Why might girl children not do well in India? If we look globally, girls survive slightly better than boys, but slightly more boys are conceived. Thus the natural sex ratio in a population becomes around 1:1. But according to latest research, just defended as a PhD thesis at Umeå University in Sweden by Dr. Anand Krishnan of the All-India Institute of Medical Sciences (AIIMS), in some instances in India as few as 750 girls were born for every 1,000 boys; and, among the girls that were born, survival up to their fifth birthday was substantially worse than for boys. These conclusions came from detailed analyses of many years of data from the Ballabgarh Health and Demographic Surveillance Site, a member of the INDEPTH Network.

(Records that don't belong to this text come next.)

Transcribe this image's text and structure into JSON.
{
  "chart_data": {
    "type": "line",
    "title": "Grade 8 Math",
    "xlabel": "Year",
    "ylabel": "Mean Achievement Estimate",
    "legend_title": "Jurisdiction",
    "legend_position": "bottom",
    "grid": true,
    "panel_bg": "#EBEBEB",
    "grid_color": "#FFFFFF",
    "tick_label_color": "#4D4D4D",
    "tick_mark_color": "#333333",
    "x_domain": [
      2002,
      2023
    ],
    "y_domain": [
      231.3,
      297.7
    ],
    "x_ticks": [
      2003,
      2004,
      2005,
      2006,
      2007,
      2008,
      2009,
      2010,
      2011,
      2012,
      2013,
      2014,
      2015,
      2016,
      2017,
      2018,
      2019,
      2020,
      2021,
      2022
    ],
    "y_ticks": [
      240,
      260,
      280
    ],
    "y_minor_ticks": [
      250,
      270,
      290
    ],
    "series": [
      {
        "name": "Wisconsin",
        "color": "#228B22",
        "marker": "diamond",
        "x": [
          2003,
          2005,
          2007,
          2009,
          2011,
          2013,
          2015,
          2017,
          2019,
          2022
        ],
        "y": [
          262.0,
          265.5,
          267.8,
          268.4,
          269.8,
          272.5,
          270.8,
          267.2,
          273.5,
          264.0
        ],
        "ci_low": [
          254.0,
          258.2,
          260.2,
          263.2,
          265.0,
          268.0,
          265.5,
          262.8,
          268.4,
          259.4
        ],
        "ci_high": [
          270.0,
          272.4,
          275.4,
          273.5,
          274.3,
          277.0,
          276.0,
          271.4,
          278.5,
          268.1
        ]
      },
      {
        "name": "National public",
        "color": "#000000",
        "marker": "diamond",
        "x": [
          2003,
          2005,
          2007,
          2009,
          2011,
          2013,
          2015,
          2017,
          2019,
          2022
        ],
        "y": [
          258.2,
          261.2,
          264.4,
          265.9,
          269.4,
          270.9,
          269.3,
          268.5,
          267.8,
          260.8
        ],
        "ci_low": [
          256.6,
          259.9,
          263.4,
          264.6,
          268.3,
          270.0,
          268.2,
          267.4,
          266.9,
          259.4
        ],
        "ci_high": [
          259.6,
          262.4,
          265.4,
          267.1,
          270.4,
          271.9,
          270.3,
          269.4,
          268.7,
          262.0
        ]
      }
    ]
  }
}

The full thesis is available here. These unnatural survival differences by gender must have causes - among which may be cultural preferences for sons and avoiding of the cost of a dowry on a daughter's marriage.
Two serious problems emerge on closer scrutiny. The use of ultrasound technology as a tool for monitoring pregnancy has become widespread - and brings with it the possibility of determining the sex of a baby at a relatively early stage of pregnancy. Thus, if there is a preference for having sons, the technological means exist for deciding to have sex-selective abortions. The Indian Government realised this problem - and made it illegal to use ultrasound technology for this purpose, with signs like this displayed by law in hospitals.
But do these signs control the situation? Judging by the latest evidence, they do not.
And what about the excess girl child deaths after birth? The question of exactly how small girls and boys may be treated differentially is a tricky one to investigate, but something must explain the adverse survival experienced by girls. Dr. Anand talked about this in an interview with CNN that you can watch here.
Dr. Anand, himself the proud father of two daughters, explains it like this:
"The fundamental problem in Indian society is that girls constitute a 'debt' because they do not contribute to the household financially. Girls are rather a burden because they take a dowry that drains family finances when they get married. There are also religious and cultural factors that reinforce this perception."
India is a country undergoing a rapid but complex process of development. One might jump to the conclusion that this discrimination against girls is somehow a problem of poverty, even of ignorance. But, surprisingly, Dr. Anand's conclusions disprove this idea. He says
"The results show that families in the richest and most educated group perform most abortions based on gender. In addition, newborn girls born in these families have a greater risk of dying during the first month of life, compared to girls who are born into families with lower socioeconomic status."
Despite awareness of the problem, and some interventions, it seems that it may be a while yet before India is prepared to treat her girl children in the same way as their brothers.